Read food labels and avoid anything containing artificial colors. Download “Food Dyes: A Rainbow of Risks” if you want more information, not just for Halloween, but for food choices in general.
Trick #4: Don’t Spook the Planet
- What’s Scary: Single-serving conventional candy. Conventional candy often contains fillers, waxes, trans-fats, and other unhealthy ingredients.
- What’s a Treat: Chocolate that’s fair trade and/or organic. Because chocolate is grown in areas that are typically rainforest-rich, conservation and proper management is critical to making it a greener choice, and these two claims ensure your chocolate is more eco-friendly by a wider margin than conventional chocolate. To reap the true health benefits of chocolate, choose some that contains at least 70% cocao. This is perhaps the “healthiest” of all the choices given that dark chocolate at least provides some cardiovascular benefits, especially in a modest 1 oz. portion.

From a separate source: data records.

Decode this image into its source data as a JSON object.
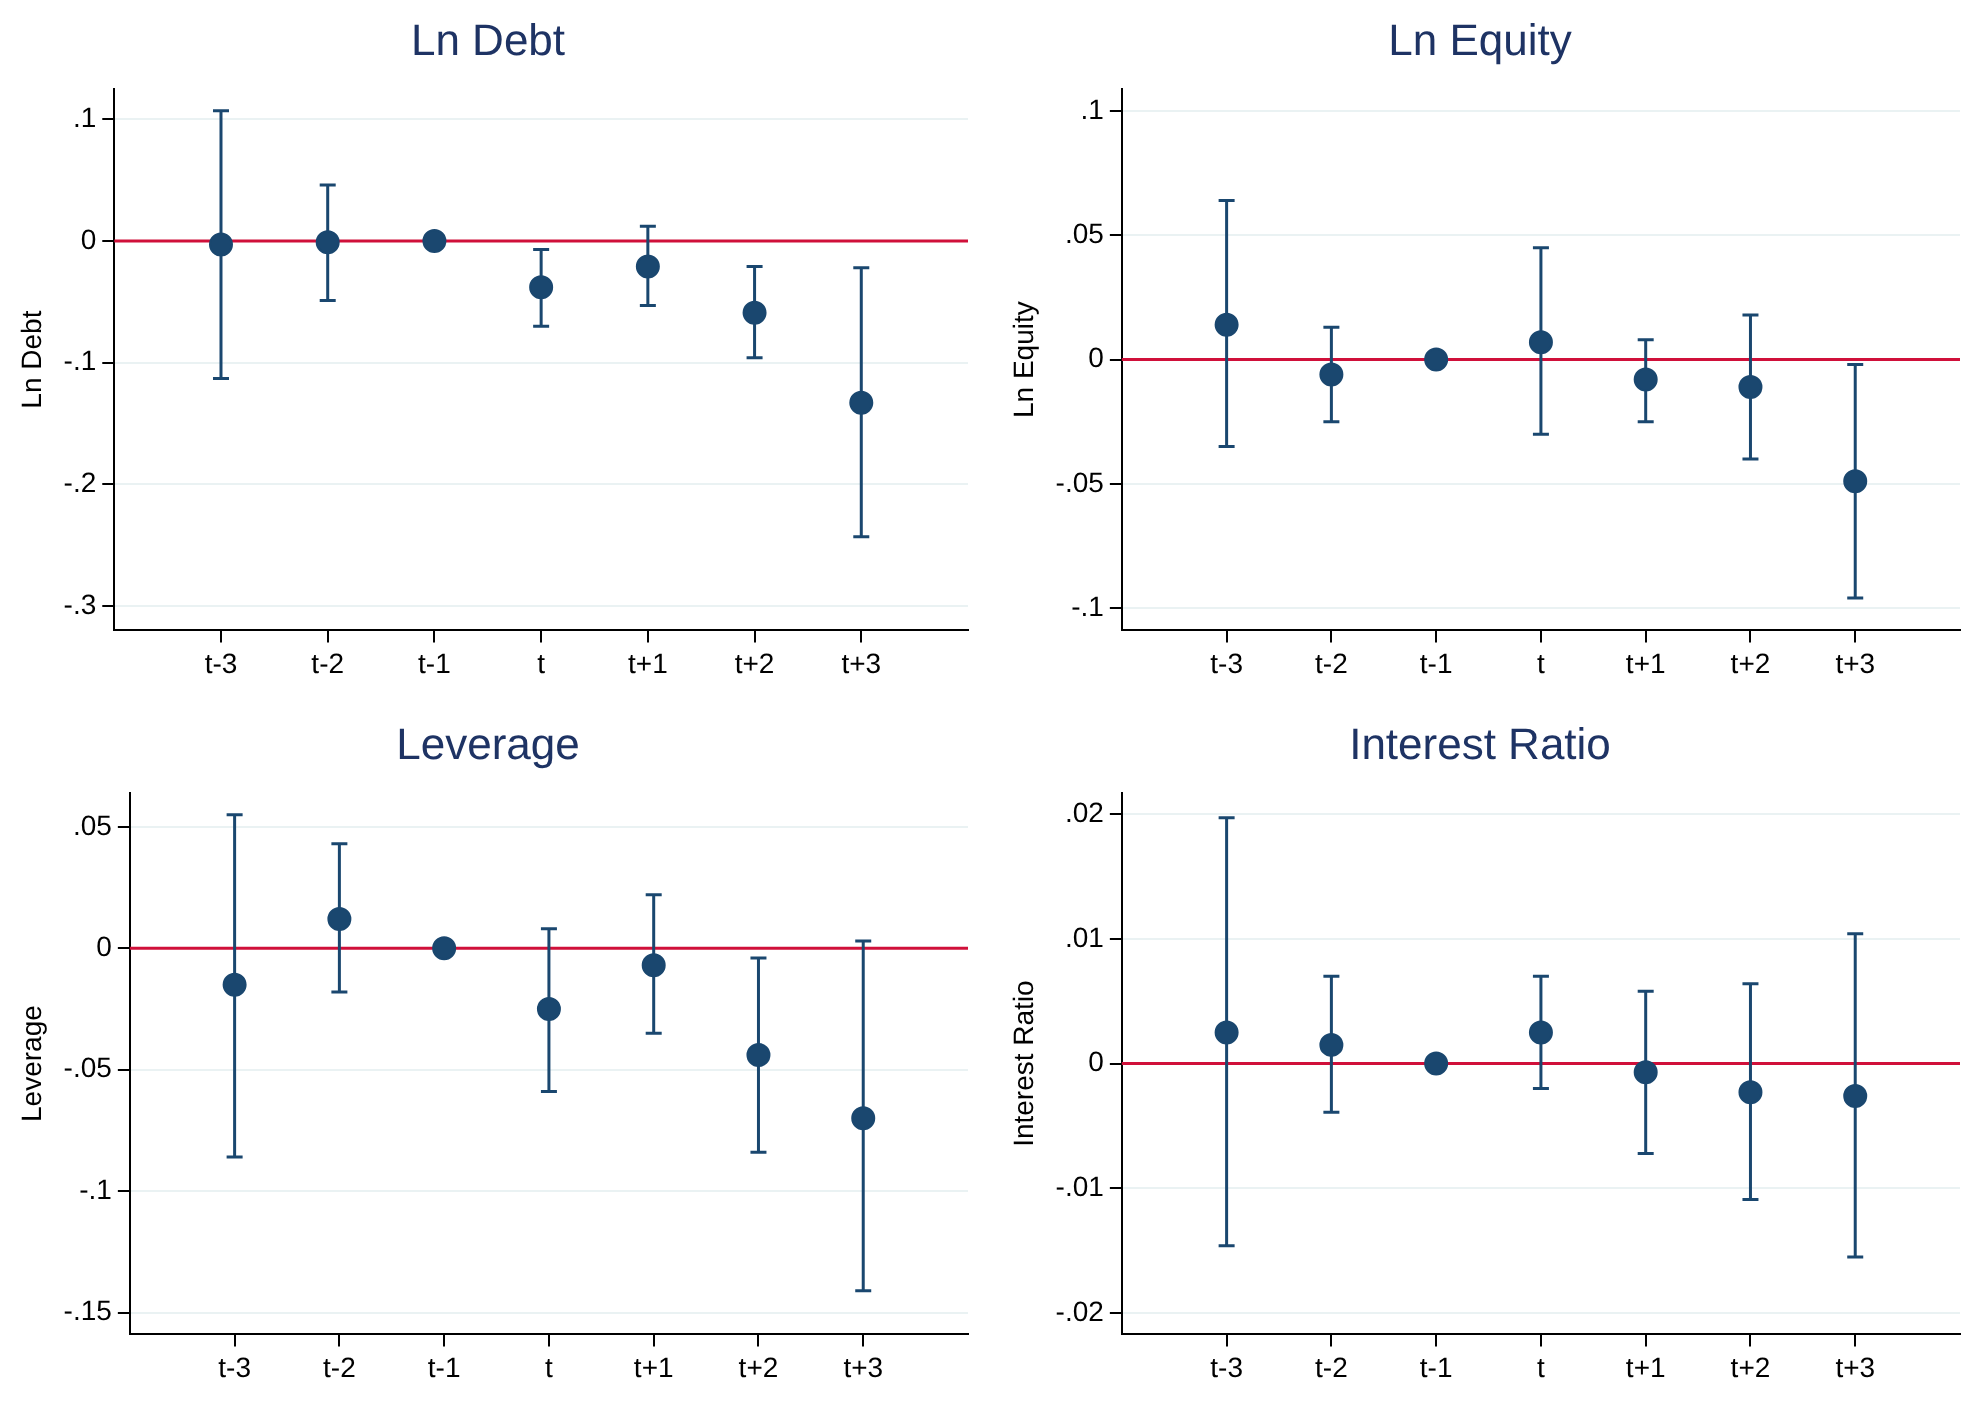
{
  "chart_data": [
    {
      "type": "scatter",
      "title": "Ln Debt",
      "ylabel": "Ln Debt",
      "categories": [
        "t-3",
        "t-2",
        "t-1",
        "t",
        "t+1",
        "t+2",
        "t+3"
      ],
      "color": "#1a476f",
      "marker": "circle",
      "grid": "y",
      "values": [
        -0.003,
        -0.001,
        0,
        -0.038,
        -0.021,
        -0.059,
        -0.133
      ],
      "errors": [
        [
          -0.113,
          0.107
        ],
        [
          -0.049,
          0.046
        ],
        null,
        [
          -0.07,
          -0.007
        ],
        [
          -0.053,
          0.012
        ],
        [
          -0.096,
          -0.021
        ],
        [
          -0.243,
          -0.022
        ]
      ],
      "ylim": [
        -0.32,
        0.125
      ],
      "yticks": [
        {
          "value": -0.3,
          "label": "-.3"
        },
        {
          "value": -0.2,
          "label": "-.2"
        },
        {
          "value": -0.1,
          "label": "-.1"
        },
        {
          "value": 0,
          "label": "0"
        },
        {
          "value": 0.1,
          "label": ".1"
        }
      ],
      "ref_lines": [
        {
          "axis": "y",
          "value": 0,
          "color": "#d0103a"
        }
      ]
    },
    {
      "type": "scatter",
      "title": "Ln Equity",
      "ylabel": "Ln Equity",
      "categories": [
        "t-3",
        "t-2",
        "t-1",
        "t",
        "t+1",
        "t+2",
        "t+3"
      ],
      "color": "#1a476f",
      "marker": "circle",
      "grid": "y",
      "values": [
        0.014,
        -0.006,
        0,
        0.007,
        -0.008,
        -0.011,
        -0.049
      ],
      "errors": [
        [
          -0.035,
          0.064
        ],
        [
          -0.025,
          0.013
        ],
        null,
        [
          -0.03,
          0.045
        ],
        [
          -0.025,
          0.008
        ],
        [
          -0.04,
          0.018
        ],
        [
          -0.096,
          -0.002
        ]
      ],
      "ylim": [
        -0.109,
        0.109
      ],
      "yticks": [
        {
          "value": -0.1,
          "label": "-.1"
        },
        {
          "value": -0.05,
          "label": "-.05"
        },
        {
          "value": 0,
          "label": "0"
        },
        {
          "value": 0.05,
          "label": ".05"
        },
        {
          "value": 0.1,
          "label": ".1"
        }
      ],
      "ref_lines": [
        {
          "axis": "y",
          "value": 0,
          "color": "#d0103a"
        }
      ]
    },
    {
      "type": "scatter",
      "title": "Leverage",
      "ylabel": "Leverage",
      "categories": [
        "t-3",
        "t-2",
        "t-1",
        "t",
        "t+1",
        "t+2",
        "t+3"
      ],
      "color": "#1a476f",
      "marker": "circle",
      "grid": "y",
      "values": [
        -0.015,
        0.012,
        0,
        -0.025,
        -0.007,
        -0.044,
        -0.07
      ],
      "errors": [
        [
          -0.086,
          0.055
        ],
        [
          -0.018,
          0.043
        ],
        null,
        [
          -0.059,
          0.008
        ],
        [
          -0.035,
          0.022
        ],
        [
          -0.084,
          -0.004
        ],
        [
          -0.141,
          0.003
        ]
      ],
      "ylim": [
        -0.159,
        0.064
      ],
      "yticks": [
        {
          "value": -0.15,
          "label": "-.15"
        },
        {
          "value": -0.1,
          "label": "-.1"
        },
        {
          "value": -0.05,
          "label": "-.05"
        },
        {
          "value": 0,
          "label": "0"
        },
        {
          "value": 0.05,
          "label": ".05"
        }
      ],
      "ref_lines": [
        {
          "axis": "y",
          "value": 0,
          "color": "#d0103a"
        }
      ]
    },
    {
      "type": "scatter",
      "title": "Interest Ratio",
      "ylabel": "Interest Ratio",
      "categories": [
        "t-3",
        "t-2",
        "t-1",
        "t",
        "t+1",
        "t+2",
        "t+3"
      ],
      "color": "#1a476f",
      "marker": "circle",
      "grid": "y",
      "values": [
        0.0025,
        0.0015,
        0,
        0.0025,
        -0.0007,
        -0.0023,
        -0.0026
      ],
      "errors": [
        [
          -0.0146,
          0.0197
        ],
        [
          -0.0039,
          0.007
        ],
        null,
        [
          -0.002,
          0.007
        ],
        [
          -0.0072,
          0.0058
        ],
        [
          -0.0109,
          0.0064
        ],
        [
          -0.0155,
          0.0104
        ]
      ],
      "ylim": [
        -0.0217,
        0.0217
      ],
      "yticks": [
        {
          "value": -0.02,
          "label": "-.02"
        },
        {
          "value": -0.01,
          "label": "-.01"
        },
        {
          "value": 0,
          "label": "0"
        },
        {
          "value": 0.01,
          "label": ".01"
        },
        {
          "value": 0.02,
          "label": ".02"
        }
      ],
      "ref_lines": [
        {
          "axis": "y",
          "value": 0,
          "color": "#d0103a"
        }
      ]
    }
  ]
}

Make it a point to find fair trade or organic dark chocolate when stocking up. Taza Chocolate, located in Somerville, Massachusetts, has a rich history and relationship with their farmers, as well as a wonderful variety of flavors. Trans Fair USA also provides a great online resource to help you locate fair trade certified™ chocolate, in addition to a number of other fair trade products. If you’re buying good quality chocolate, then you can even stretch my holiday rule a bit and enjoy 1 oz portions a few days in a row with a clean conscience.
Have any other ideas for keeping your Halloween green and lean? I’d love to hear them!